Purtroppo, tutti questi sforzi pluridecennali sono stati inutili, di fronte alla palese volontà di una città di suicidarsi.

6.Il velleitarismo: copertura ideologica delle responsabilità dell’establishment

Purtroppo, sta prevalendo, in quei residui di classe dirigente che ancora sopravvivono a Torino, inaudite retoriche, secondo cui il fatto di essere stata, la nostra Città, fino al 1990, il centro di un impero industriale – come si diceva un tempo, ”Terra, mare cielo”- legittimerebbe la stessa a pretendere che le Autorità europee e nazionali e perfino Stellantis  concentrino qui alcune (per altro marginali), loro attività. In particolare, a proposito di batterie, vorrei ricordare che appena 5 anni fa la FIAT (oggi Stellantis) aveva venduto ai Giapponesi una delle più importanti imprese nel settore batterie per auto: la Magneti Marelli, di cui mi onoro di essere stato, fra il 1986 e il 1988, il responsabile dei Servizi Legali. Perché allora nessuno era venuto fuori con appelli per il mantenimento in Piemonte della manifattura? Avevamo ancora il bastone di comando anche in questo campo, in un colosso presente in tutto il mondo, e ora veniamo a piatire dalla Stellantis la creazione di una fabbrica che, nella migliore delle ipotesi, ci porterebbe in 10 anni 500 posti di lavoro da operaio. Perfino Termoli, che riceverà già a prima di queste fabbriche, si è lamentata del fatto ch’essa non compenserà certo i licenziamenti in corso pure laggiù.
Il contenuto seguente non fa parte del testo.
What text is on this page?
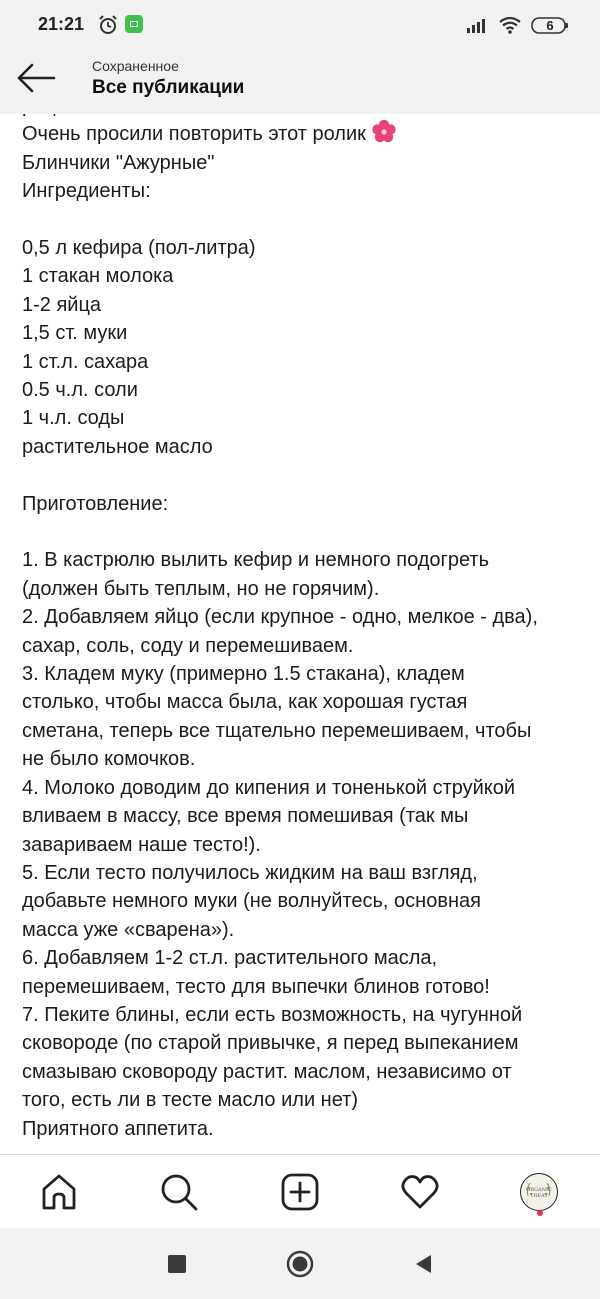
21:21	6
Сохраненное
Все публикации
Очень просили повторить этот ролик
Блинчики "Ажурные"
Ингредиенты:
0,5 л кефира (пол-литра)
1 стакан молока
1-2 яйца
1,5 ст. муки
1 ст.л. сахара
0.5 ч.л. соли
1 ч.л. соды
растительное масло
Приготовление:
1. В кастрюлю вылить кефир и немного подогреть
(должен быть теплым, но не горячим).
2. Добавляем яйцо (если крупное - одно, мелкое - два),
сахар, соль, соду и перемешиваем.
3. Кладем муку (примерно 1.5 стакана), кладем
столько, чтобы масса была, как хорошая густая
сметана, теперь все тщательно перемешиваем, чтобы
не было комочков.
4. Молоко доводим до кипения и тоненькой струйкой
вливаем в массу, все время помешивая (так мы
завариваем наше тесто!).
5. Если тесто получилось жидким на ваш взгляд,
добавьте немного муки (не волнуйтесь, основная
масса уже «сварена»).
6. Добавляем 1-2 ст.л. растительного масла,
перемешиваем, тесто для выпечки блинов готово!
7. Пеките блины, если есть возможность, на чугунной
сковороде (по старой привычке, я перед выпеканием
смазываю сковороду растит. маслом, независимо от
того, есть ли в тесте масло или нет)
Приятного аппетита.
ORGANIC
TREAT
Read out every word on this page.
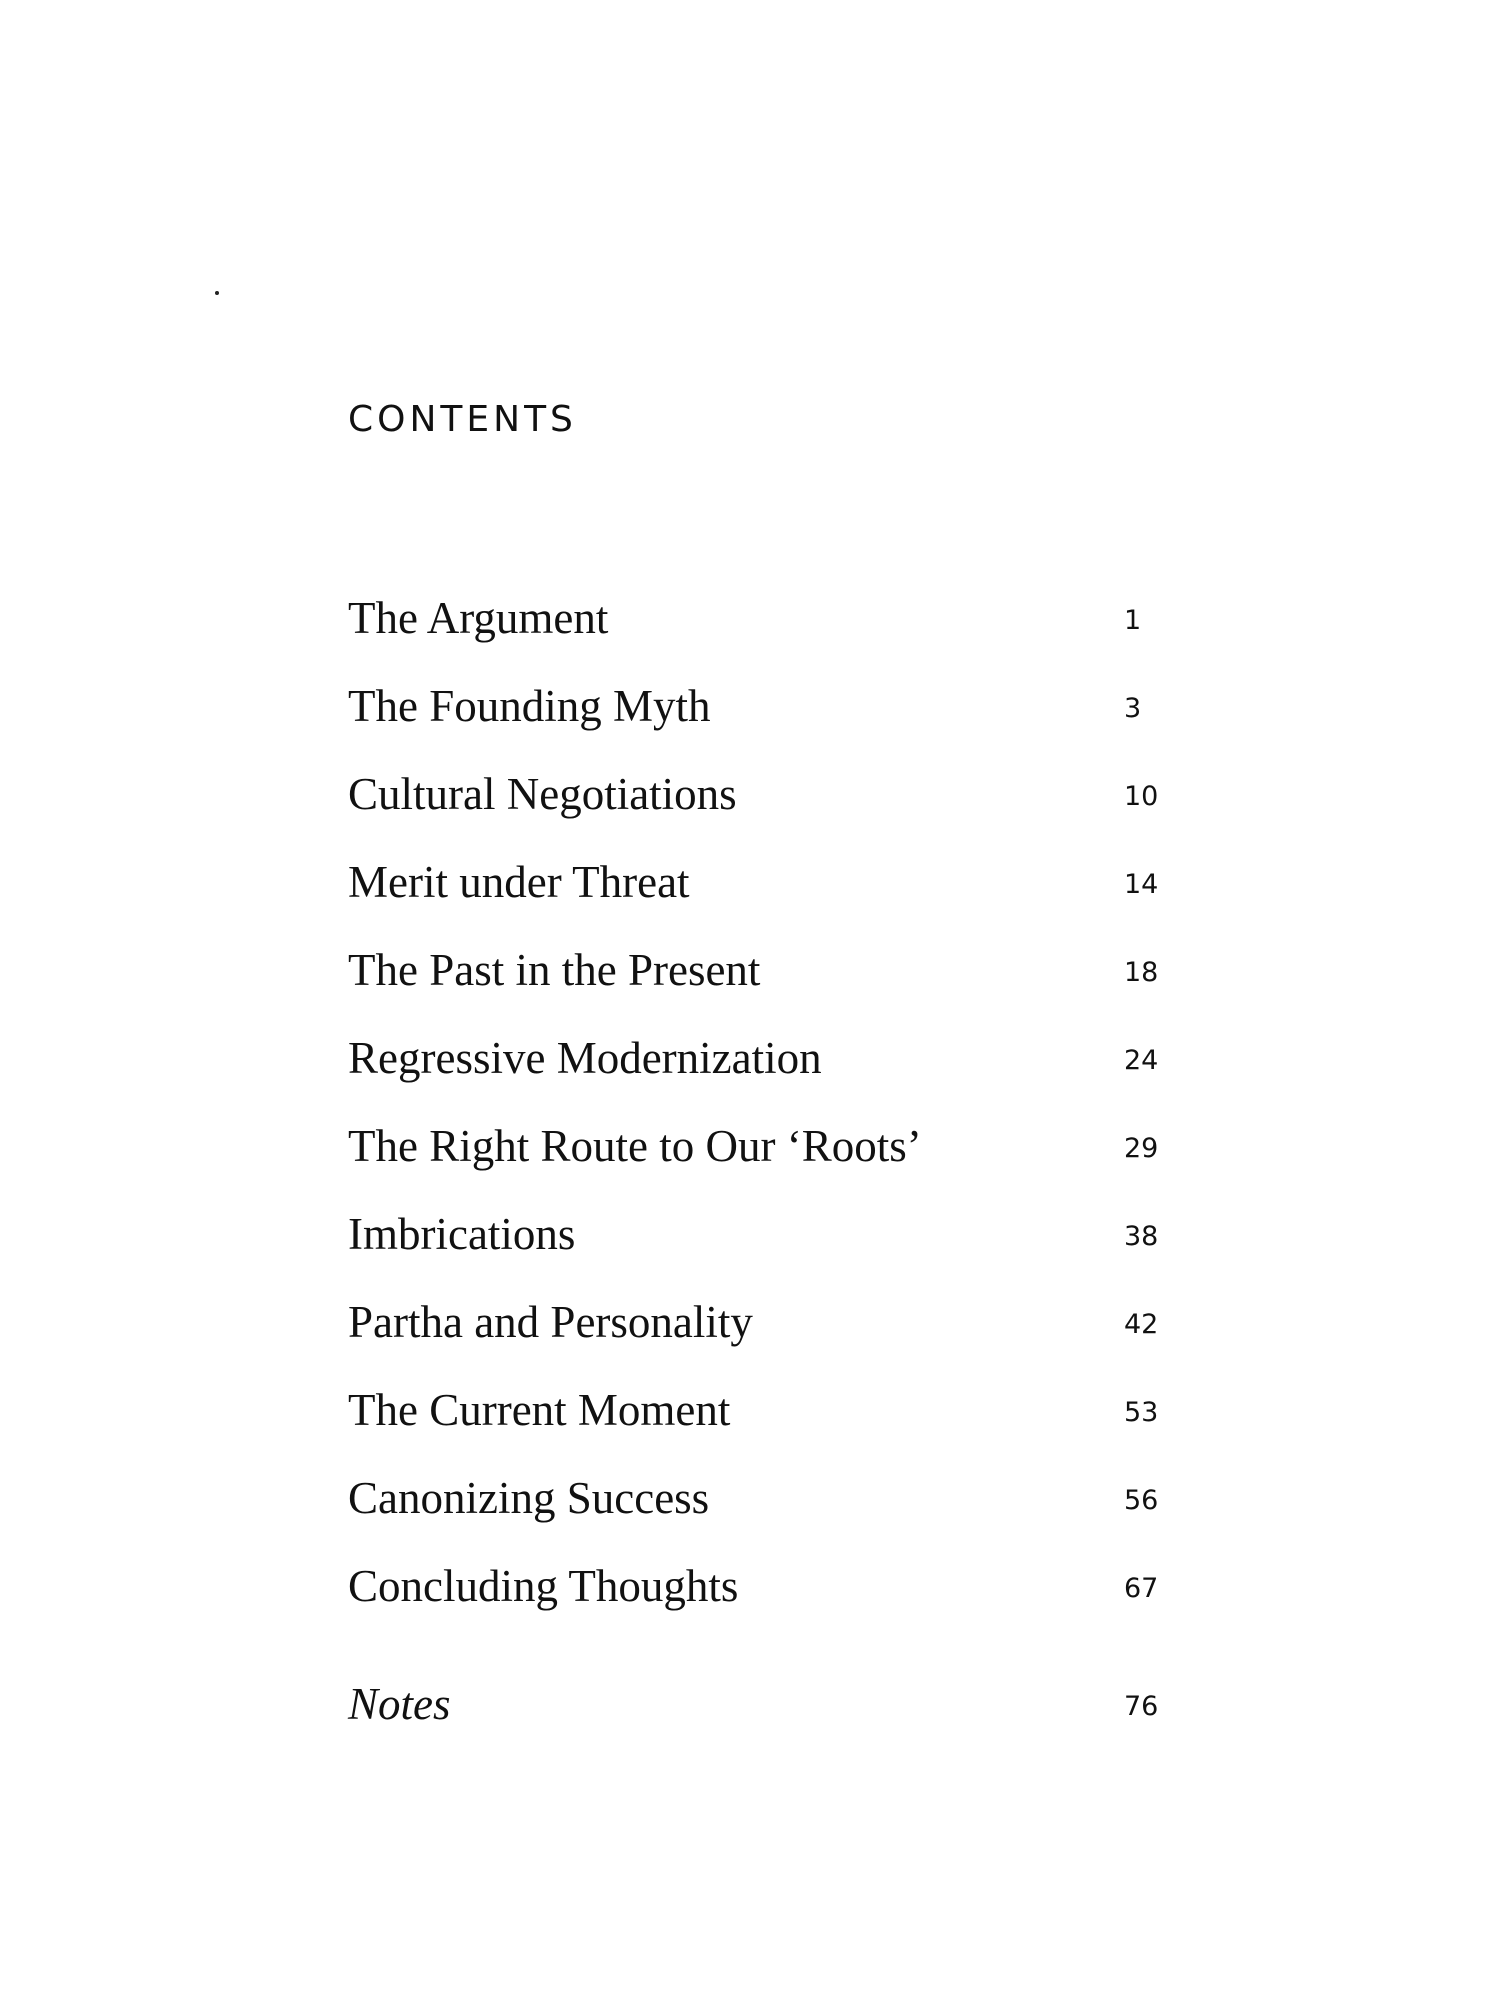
CONTENTS
The Argument	1
The Founding Myth	3
Cultural Negotiations	10
Merit under Threat	14
The Past in the Present	18
Regressive Modernization	24
The Right Route to Our ‘Roots’	29
Imbrications	38
Partha and Personality	42
The Current Moment	53
Canonizing Success	56
Concluding Thoughts	67
Notes	76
Esemplare (in senso negativo), l’articolo di Salvatore Tropea su “La Repubblica” dell’8 agosto, che titolava con un’ affermazione già a prima vista insostenibile:”Il rilancio di Torino si fonda sull’ eccellenza del passato”. Ma quale eccellenza, se, nel giro di 50 anni, abbiamo ceduto tutte le nostre posizioni industriali alla Silicon Valley, a Milano, alla Motor Valley emiliana,  a Roma, a Parigi, a Detroit, a Shenzhen,  a tutte le province cinesi che, producono, ciascuna, anche con marchi tedeschi, più auto delle singole nazioni europee.
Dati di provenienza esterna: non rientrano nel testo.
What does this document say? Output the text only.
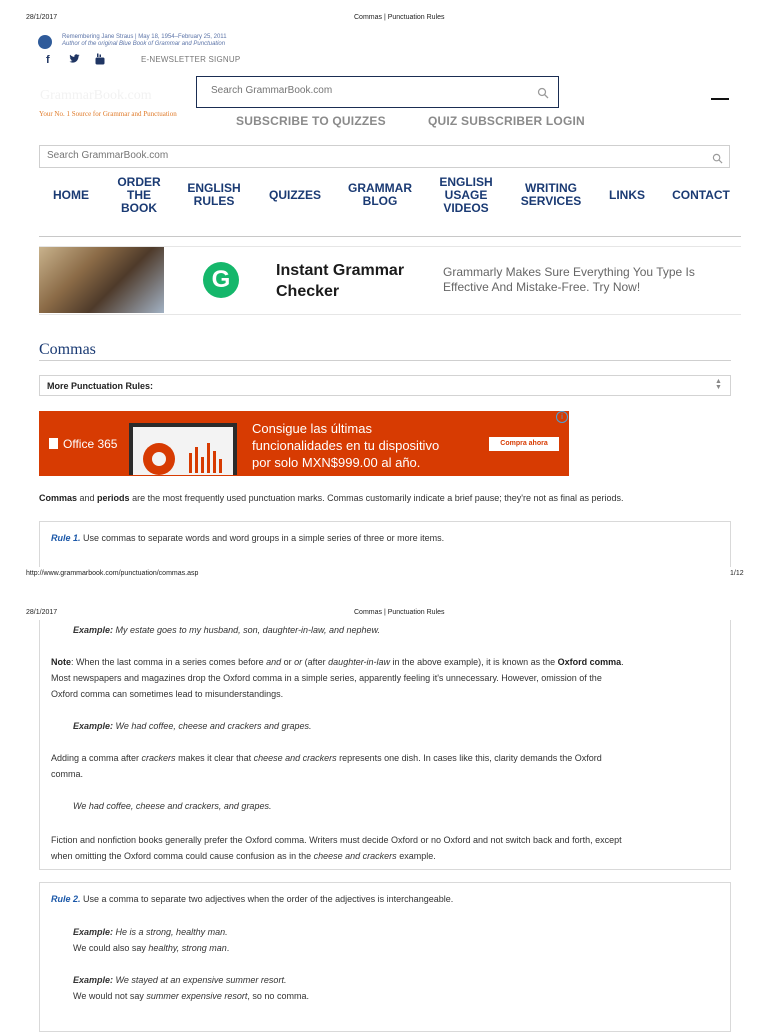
28/1/2017	Commas | Punctuation Rules
Remembering Jane Straus | May 18, 1954–February 25, 2011
Author of the original Blue Book of Grammar and Punctuation
f	E-NEWSLETTER SIGNUP
GrammarBook.com
Your No. 1 Source for Grammar and Punctuation
Search GrammarBook.com	SUBSCRIBE TO QUIZZES	QUIZ SUBSCRIBER LOGIN
Search GrammarBook.com
HOME
ORDER
THE
BOOK
ENGLISH
RULES	QUIZZES	GRAMMAR
BLOG
ENGLISH
USAGE
VIDEOS
WRITING
SERVICES	LINKS	CONTACT
G	Instant Grammar
Checker
Grammarly Makes Sure Everything You Type Is
Effective And Mistake-Free. Try Now!
Commas
More Punctuation Rules:	▲
▼
Office 365
Consigue las últimas
funcionalidades en tu dispositivo
por solo MXN$999.00 al año.
Compra ahora
i
Commas and periods are the most frequently used punctuation marks. Commas customarily indicate a brief pause; they're not as final as periods.
Rule 1. Use commas to separate words and word groups in a simple series of three or more items.
http://www.grammarbook.com/punctuation/commas.asp	1/12
28/1/2017	Commas | Punctuation Rules
Example: My estate goes to my husband, son, daughter-in-law, and nephew.
Note: When the last comma in a series comes before and or or (after daughter-in-law in the above example), it is known as the Oxford comma.
Most newspapers and magazines drop the Oxford comma in a simple series, apparently feeling it's unnecessary. However, omission of the
Oxford comma can sometimes lead to misunderstandings.
Example: We had coffee, cheese and crackers and grapes.
Adding a comma after crackers makes it clear that cheese and crackers represents one dish. In cases like this, clarity demands the Oxford
comma.
We had coffee, cheese and crackers, and grapes.
Fiction and nonfiction books generally prefer the Oxford comma. Writers must decide Oxford or no Oxford and not switch back and forth, except
when omitting the Oxford comma could cause confusion as in the cheese and crackers example.
Rule 2. Use a comma to separate two adjectives when the order of the adjectives is interchangeable.
Example: He is a strong, healthy man.
We could also say healthy, strong man.
Example: We stayed at an expensive summer resort.
We would not say summer expensive resort, so no comma.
L’eccellenza industriale della Torino del passato era fondata innanzitutto sulle virtù politiche e militari dei Savoia e dei sudditi sabaudi, sulla grinta del sindaco Luserna di Rorà, di Gramsci,  del Senatore e dell’ Avvocato Agnelli, così come  sulla creatività di Adriano Olivetti. Una volta finite quelle generazioni, né la politica, né la cultura, né l’imprenditoria, né il management, si sono rivelati all’altezza di un passato sempre più lontano. Hanno prevalso la ristrettezza di orizzonti, il conformismo professionale e ideologico, gl’incesti fa politica ed economia, il servilismo dei gate-keepers, la mentalità burocratica del management,  la debolezza di carattere delle nuove generazioni, un’interpretazione quietistica del “pensiero unico” che incita all’ accettazione passiva di un presunto “corso della storia”.
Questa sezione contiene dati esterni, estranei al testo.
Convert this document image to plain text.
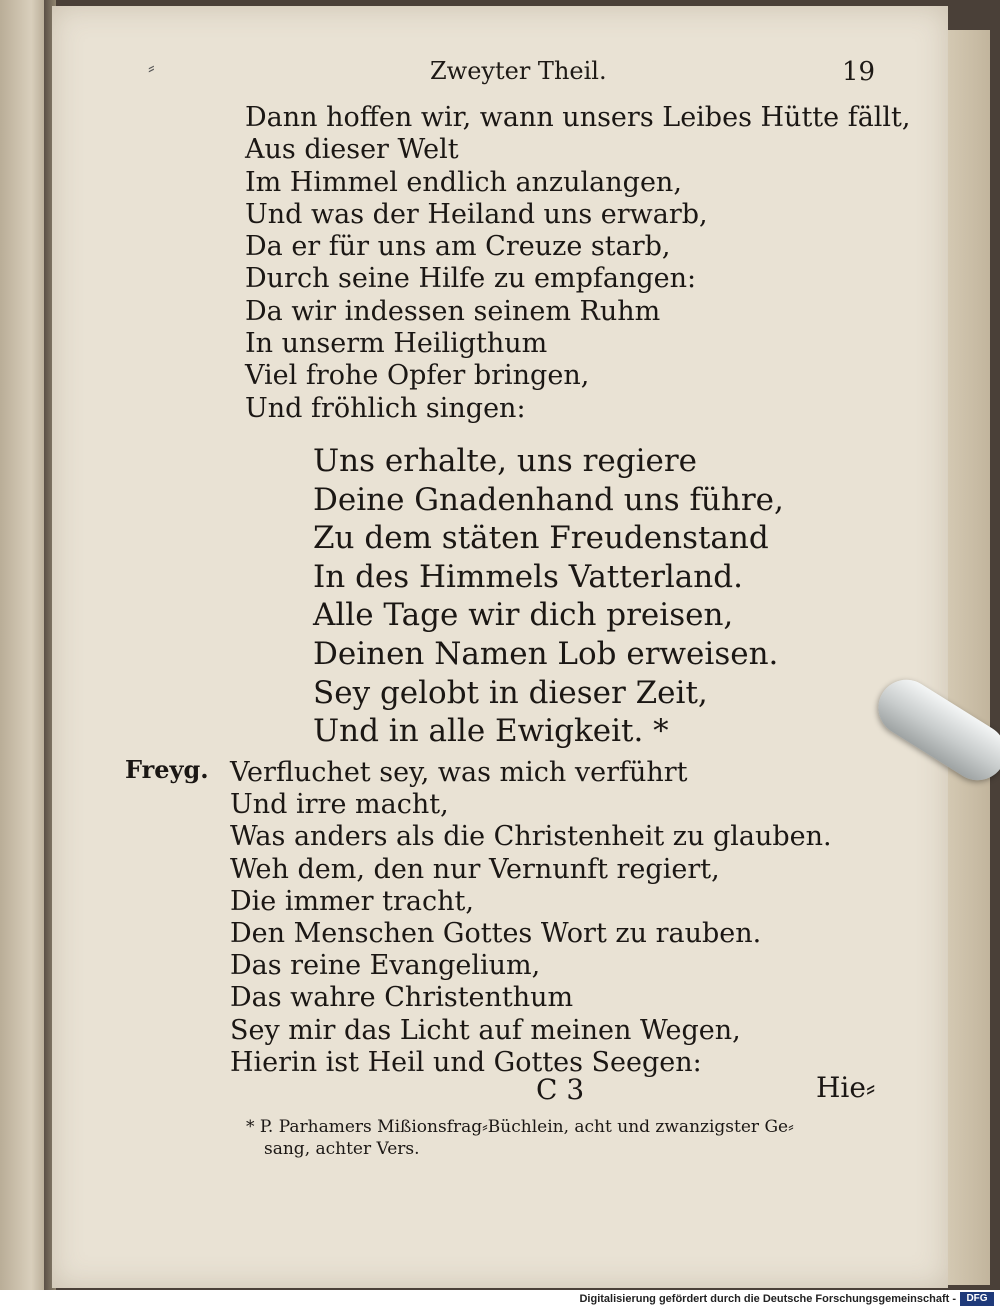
⸗	Zweyter Theil.	19
Dann hoffen wir, wann unsers Leibes Hütte fällt,
Aus dieser Welt
Im Himmel endlich anzulangen,
Und was der Heiland uns erwarb,
Da er für uns am Creuze starb,
Durch seine Hilfe zu empfangen:
Da wir indessen seinem Ruhm
In unserm Heiligthum
Viel frohe Opfer bringen,
Und fröhlich singen:
Uns erhalte, uns regiere
Deine Gnadenhand uns führe,
Zu dem stäten Freudenstand
In des Himmels Vatterland.
Alle Tage wir dich preisen,
Deinen Namen Lob erweisen.
Sey gelobt in dieser Zeit,
Und in alle Ewigkeit. *
Freyg. Verfluchet sey, was mich verführt
Und irre macht,
Was anders als die Christenheit zu glauben.
Weh dem, den nur Vernunft regiert,
Die immer tracht,
Den Menschen Gottes Wort zu rauben.
Das reine Evangelium,
Das wahre Christenthum
Sey mir das Licht auf meinen Wegen,
Hierin ist Heil und Gottes Seegen:
C 3	Hie⸗
* P. Parhamers Mißionsfrag⸗Büchlein, acht und zwanzigster Ge⸗
sang, achter Vers.
Digitalisierung gefördert durch die Deutsche Forschungsgemeinschaft -	DFG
Non vedo poi come Tropea possa affermare, con un riferimento criptico al recentissimo ridimensionamento dell’Istituto Italiano di Tecnologia, che quella sarebbe stata una “scorciatoia”, mentre invece Torino dovrebbe continuare a fare ciò che ha fatto in passato (anche se gliene sono stati tolti i mezzi). Ma si rende conto Tropea che, in questi 75 anni, nel resto del mondo le vocazioni economiche prevalenti sono cambiate molte volte, con l’avanzare trionfale, prima, del terziario, e, ora, del digitale?che le multinazionali americane “tradizionali” hanno ceduto alla Big Tech i primi posti nelle classifiche del Dow Jones? che la Cina non è più, né un Paese in via di sviluppo, né un Paese agricolo, né la “fabbrica del mondo”, bensì il “cervello del mondo”, e non importa più, bensì esporta, tecnologia? E noi invece aspiriamo solo a tornare ad essere, molto in piccolo, ciò che eravamo, in grande, nel secolo scorso?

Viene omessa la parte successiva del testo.